THE LORD’S COMPASSION GIVES HOPE AND SOFTENS THE BLOW OF HIS REBUKE OF THE PROUD CRIES OF THE SELF RIGHTEOUS
(:1) INTRODUCTION TO BOOK:
A. Authoritative Content and Source
“The oracle of the word of the Lord”
Literally: “the burden” – woe is the prophet who does not faithfully deliver the message which the Lord has laid on him
Kelley: Whenever “oracle” is used to designate a prophetic utterance, it always is an utterance that is threatening and condemnatory in character. T. V. Moore describes the threatening nature of such oracles: “Like some dark cloud, heavy with its pent-up fury, these prophecies are surcharged with the wrath of God, and hang ready to pour their dreadful contents on those against whom they are directed.”

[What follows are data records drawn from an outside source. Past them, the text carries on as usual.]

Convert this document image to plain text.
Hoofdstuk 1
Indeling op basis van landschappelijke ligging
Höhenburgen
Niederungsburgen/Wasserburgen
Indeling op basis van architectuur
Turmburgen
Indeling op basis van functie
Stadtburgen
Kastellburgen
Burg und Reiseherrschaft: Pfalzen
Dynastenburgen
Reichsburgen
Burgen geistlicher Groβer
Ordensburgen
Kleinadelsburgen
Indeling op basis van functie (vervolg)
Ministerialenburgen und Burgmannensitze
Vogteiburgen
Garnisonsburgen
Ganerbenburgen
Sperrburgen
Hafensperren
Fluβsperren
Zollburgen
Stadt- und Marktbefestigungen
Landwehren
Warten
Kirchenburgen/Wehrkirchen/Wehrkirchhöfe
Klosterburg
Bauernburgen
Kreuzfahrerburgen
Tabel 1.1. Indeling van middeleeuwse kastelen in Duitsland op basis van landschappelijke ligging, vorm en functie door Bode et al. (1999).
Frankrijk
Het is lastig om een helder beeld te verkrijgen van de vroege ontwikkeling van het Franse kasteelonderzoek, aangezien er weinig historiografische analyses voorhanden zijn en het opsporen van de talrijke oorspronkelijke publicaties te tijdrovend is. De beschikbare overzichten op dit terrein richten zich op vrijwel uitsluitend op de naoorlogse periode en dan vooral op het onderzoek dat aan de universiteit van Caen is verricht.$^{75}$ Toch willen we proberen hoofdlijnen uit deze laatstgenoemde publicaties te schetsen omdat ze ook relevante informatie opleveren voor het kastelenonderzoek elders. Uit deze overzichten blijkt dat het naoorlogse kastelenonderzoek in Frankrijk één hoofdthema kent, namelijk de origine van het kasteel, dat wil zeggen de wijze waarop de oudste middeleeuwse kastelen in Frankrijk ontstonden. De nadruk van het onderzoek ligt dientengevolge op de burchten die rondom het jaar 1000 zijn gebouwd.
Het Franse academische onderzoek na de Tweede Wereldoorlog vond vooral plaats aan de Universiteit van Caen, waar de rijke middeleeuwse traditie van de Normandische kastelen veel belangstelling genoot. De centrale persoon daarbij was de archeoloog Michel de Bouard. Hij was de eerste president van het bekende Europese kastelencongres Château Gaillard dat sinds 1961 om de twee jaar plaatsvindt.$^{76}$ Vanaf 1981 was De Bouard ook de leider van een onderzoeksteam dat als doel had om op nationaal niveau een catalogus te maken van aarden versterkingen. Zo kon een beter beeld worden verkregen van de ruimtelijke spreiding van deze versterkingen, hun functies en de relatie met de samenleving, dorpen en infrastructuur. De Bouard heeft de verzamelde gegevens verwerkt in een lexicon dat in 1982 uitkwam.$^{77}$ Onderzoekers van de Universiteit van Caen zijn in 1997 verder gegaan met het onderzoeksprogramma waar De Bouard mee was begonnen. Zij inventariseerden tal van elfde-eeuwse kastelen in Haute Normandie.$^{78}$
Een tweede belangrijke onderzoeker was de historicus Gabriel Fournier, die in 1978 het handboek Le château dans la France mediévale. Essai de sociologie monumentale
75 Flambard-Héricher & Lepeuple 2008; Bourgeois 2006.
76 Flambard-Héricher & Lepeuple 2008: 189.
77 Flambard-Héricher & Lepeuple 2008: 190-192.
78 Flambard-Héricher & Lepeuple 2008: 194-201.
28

B. Target Audience = God’s Chosen People
C. Prophetic Messenger
Ryrie: Malachi means “my messenger” and could simply be a designation of an anonymous writer. More likely, however, it is a proper name. He is not mentioned elsewhere in the OT.
I. (:2-3) PROOF OF THE LORD’S COMPASSION FOR HIS PEOPLE
A. (:2a) Affirmation of Love
“’I have loved you,’ says the Lord.”
Why isn’t that enough for us? 1 John 3:1
Morgan: The Hebrew tense marks continuity. It does not look back only, but around and on, and I think may be rendered for our more accurate apprehension, “I have loved, I do love, I will love you,” saith the Lord . . . love that does not alter when it alteration finds.
B. (:2b) Self Righteous Question
“But you say, ‘How hast Thou loved us?’”
Implication: We deserved much better treatment than what we have received
Piper: What then is God’s answer to the question, “How hast thou loved us?” His answer is, I have loved you with free, sovereign, unconditional, electing love, that is how I have loved you.
C. (:2c-3) Confirming Proof of the Lord’s Compassion:
Contrast Between Treatment of Jacob (God’s Elect) and Esau
1. Reminding them of the obvious contrast
“’Was not Esau Jacob’s brother?’ declares the Lord. ‘Yet I have loved Jacob; but I have hated Esau’”
2. Graphically driving home his point – Complete Destruction
“and I have made his mountains a desolation and appointed his inheritance for the jackals of the wilderness.”
II. (:4) PERMANENT DISTINCTION — IN TREATMENT OF ELECT AND NON-ELECT
A. (:4a) False Optimism on the Part of the Wicked
“Though Edom says, ‘We have been beaten down, but we will return and build up the ruins’”
The Edomites were descendants of Esau.
Ryrie: Nebuchadnezzar invaded Edom in 586 (Jer. 25:9, 21), and later the Nabataeans drove the Edomites from their territory.
B. (:4b) Final Judgment executed by the Lord — Permanent Destruction
“thus says the Lord of hosts, ‘They may build, but I will tear down’”
The last grip on the bat belongs to the Lord
C. (:4c) Future Reputation
1. As to their Wicked Character
“’and men will call them the wicked territory,’”
2. As to their Final Destiny
“and the people toward whom the Lord is indignant forever.’”
Ryrie: Regarding how wicked Edom was, read Gen. 26:34; 27:41; Obad. 10-14.
III. (:5) PERSONAL TESTIMONY TO THE LORD’S COMPASSION
A. (:5a) Witnessing the Demise of the Wicked
“And your eyes will see this”
B. (:5b) Praising the God of Covenant Love
“And you will say, ‘The Lord be magnified beyond the border of Israel!’”
Piper: In other words, part of what it means to be loved by God is to know that God reigns — that he is great and mighty — even beyond the people called by his name. He reigns in Edom. His purposes are not ultimately frustrated by the wickedness of any people. “Great is the Lord, beyond the border of Israel!” Yes even in Edom — in Albania.
Laetsch: Alas, He finds no joyous appreciation of His affection, no grateful return of love for love, but coldhearted contempt of His grace and ungrateful, self-righteous, grumbling dissatisfaction with His ways.